Nearly three months after the tragic shootings at the Sandy Hook Elementary School, five Newtown police officers are still off the job because of the mental trauma of seeing the tragedy.
Detective Daniel McAnaspie and Detective Jason Frank, who were at the school within 15 minutes on December 14, came to the state Capitol on Wednesday to speak in favor of a new, privately-financed fund that would help the officers in the 45-member department. The fund is needed because workers’ compensation does not cover psychological trauma in the same way that it did not cover the Stamford police officer who shot Travis the chimp to death after the chimp had attacked Charla Nash outside a home in North Stamford in February 2009.

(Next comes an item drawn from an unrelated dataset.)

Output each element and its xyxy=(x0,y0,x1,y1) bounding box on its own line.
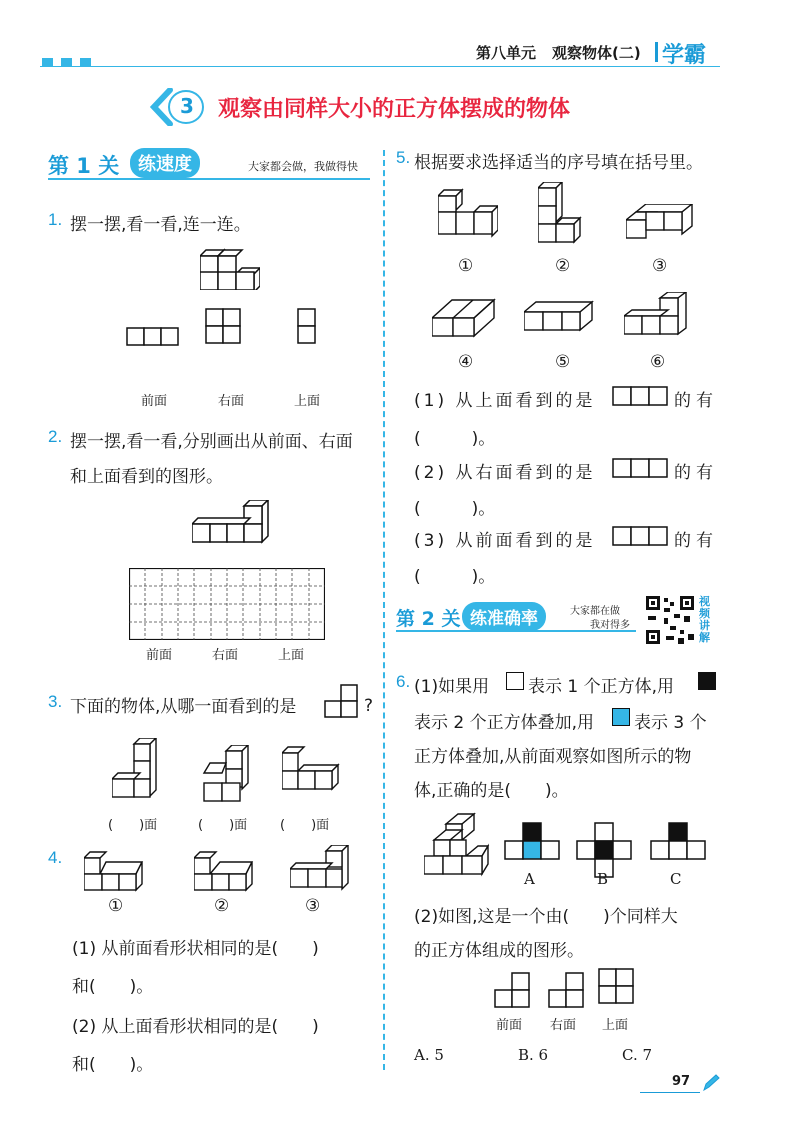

“I think in this incident there was nobody reluctant to step forward and ask for the help that was necessary,” McAnaspie said.
“While working that day, if I had fallen down and broken my ankle, I would have been covered immediately from that day through my entire recovery,” McAnaspie said of workers compensation. “I wouldn’t have had to use any of my sick time or my own time. But because they don’t recognize mental illness as a physical injury, they are stating that we are not covered under workers’ comp the way it is written today.”
The officers were there so quickly that, as Frank described it, ”When we entered the building, you could still smell the gunpowder. We were there fairly soon.”
The officers declined to comment on the ongoing investigation into shooter Adam Lanza and his mother, Nancy Lanza, as well as the upcoming report on the shootings by the state’s attorney’s office in Danbury.